Town of Farragut is in good shape financially, Town administrator David Smoak told Farragut Board of Mayor and Aldermen last week.
Smoak presented proposals to the 2018-19 budget during a workshop held before the Board’s meeting Thursday, March 8, that started its annual budget process.
“Overall, we are looking at around a $7.2 million budget this year,” he said. “We’re looking at expenditures slightly lower than that, [$7,126,948], leaving a fund balance of $10,971,281. For 2018-19, the staff proposes $6,650,183, leaving a fund balance of $9,095,363.
“Over the last three years, we’ve been able to have revenues over expenditures over $5 million per year,” Smoak added. “This certainly has been a very good economic time for the Town, and for us to be able to get a lot of big projects done that we have been trying to save up for over time.”
Every year, the Board works on its strategic plan for the next year. This past year, he said, the Board developed a new, updated plan — the first in six years.
Smoak anticipates the 2017-18 budget to end with an estimated $12,501,311 in revenues. Of that, $6.5 million would come from local sales tax, and $1.9 million would come from state sales tax.
For the FY 2018-19 budget, Smoak proposes the Town would have revenues of $10,919,320, of which $6,180,000 would come from local sales tax and $1.8 million would come from state sales tax.
The state and local sales tax makes up most of the Town’s revenues, he said.
“The first part of our revenue sharing, the largest part, is our local sales tax, [where] we are seeing a slight increase in our local sales tax,” Smoak added.
However, he said, last year and running into this year, “the state had made an error in the new software system it had. I guess it wasn’t capturing all the businesses that were in Farragut.
“Because of that error, some of the businesses were dropped off Farragut and placed, wrongly, into Knox County or Knoxville.
“It took some months to get that revenue back,” Smoak said. “The state allocated all that revenue back to Farragut in October. We have been averaging that out over the last six months, but what that’s going to do is give us an estimated number.”
Next year, he said the staff is expecting a 3 percent increase in the local sales tax.
“I don’t anticipate any large developments coming on line in the next year,” Smoak said. “There are several things in the pipeline, but even if they started construction the next couple of months, I don’t know if they actually would get done in time to have any real impact on us on next year’s budget.”
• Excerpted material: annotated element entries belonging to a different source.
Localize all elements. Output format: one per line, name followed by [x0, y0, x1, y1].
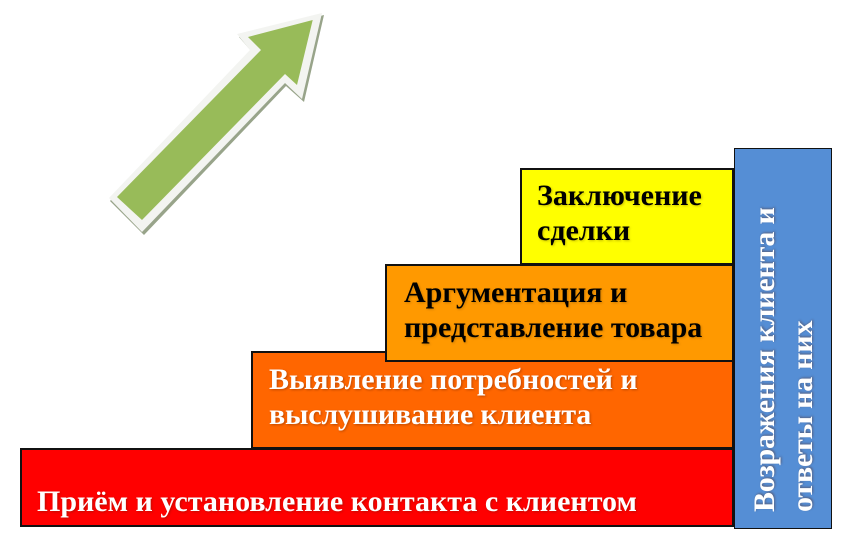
step 4 label — [537, 179, 703, 247]
step 2 label: выслушивание клиента — [269, 398, 591, 431]
step 1: greeting and establishing contact — [20, 448, 734, 527]
step 2 label: Выявление потребностей и — [269, 363, 638, 396]
step 3 label — [404, 276, 703, 346]
step 4: closing the deal — [520, 168, 734, 265]
step 3: argumentation and product presentation — [385, 264, 734, 362]
side panel label — [748, 206, 819, 512]
step 2 label — [269, 363, 638, 432]
step 4 label: сделки — [537, 214, 630, 247]
side panel: objections — [734, 148, 832, 529]
step 3 label: Аргументация и — [404, 276, 627, 309]
step 4 label: Заключение — [537, 179, 702, 212]
step 1 label: Приём и установление контакта с клиентом — [37, 485, 637, 518]
step 3 label: представление товара — [404, 311, 702, 344]
side panel label: ответы на них — [786, 321, 819, 512]
side panel label: Возражения клиента и — [748, 207, 781, 512]
step 2: needs discovery — [251, 351, 734, 449]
With the enactment of the Improve Act, the Town can expect a decrease in its General Fund revenue by approximately $23,730 — but an increase in State Street Aid Fund revenues by $117, 520.
“If you recall, there was a 4-cent gas tax increase this year. It’s going to be 1 cent next year and 1 cent the year after that,” Smoak said.
However, the Town continuously can expect to get less from the state Hall Tax.
“It will be eliminated by 2021,” Smoak said. “It’s been going down 1 percent a year, from the state, which is around a 17 percent reduction to us each and every year.”
In the Town’s 2016-17 budget, it received $1,143,490 from the tax. He estimates revenues from the tax at $1,091,836 for 2017-18 and he anticipates $400,000 for 2018-19.
Other revenues include the Wholesale Beer, Liquor and Mixed Drink Tax, which he proposes will be $1,165,000 for the 2017-18 budget; intergovernmental revenues, $651,400; building permits and licenses, $354,700; recreation fees, $162,500; traffic enforcement program fines, $50,200; rent, $91,720; and miscellaneous, $63,800.
Part of what will be decreasing general fund expenses is the tourism program.
“We are looking at tourism and we are looking at making it a separate fund, so the expenses we currently have in the General Fund, we are looking out to pull in that tourism fund,” he said. “We are still working on that.
The staff also has not included personnel merit or employee expenses in the budget.
“We usually do that later, once we have time to figure out where we’re at,” he said. “Overall, with personnel and operating costs, you can see a pretty steady trend line.”
This year, the Town had an increase on health insurance rates, which “caused us to have a higher end-of-the-year cost,” Smoak said. “Next year, we are not proposing to add any new positions, so we are looking at a flat number of employees for next year.”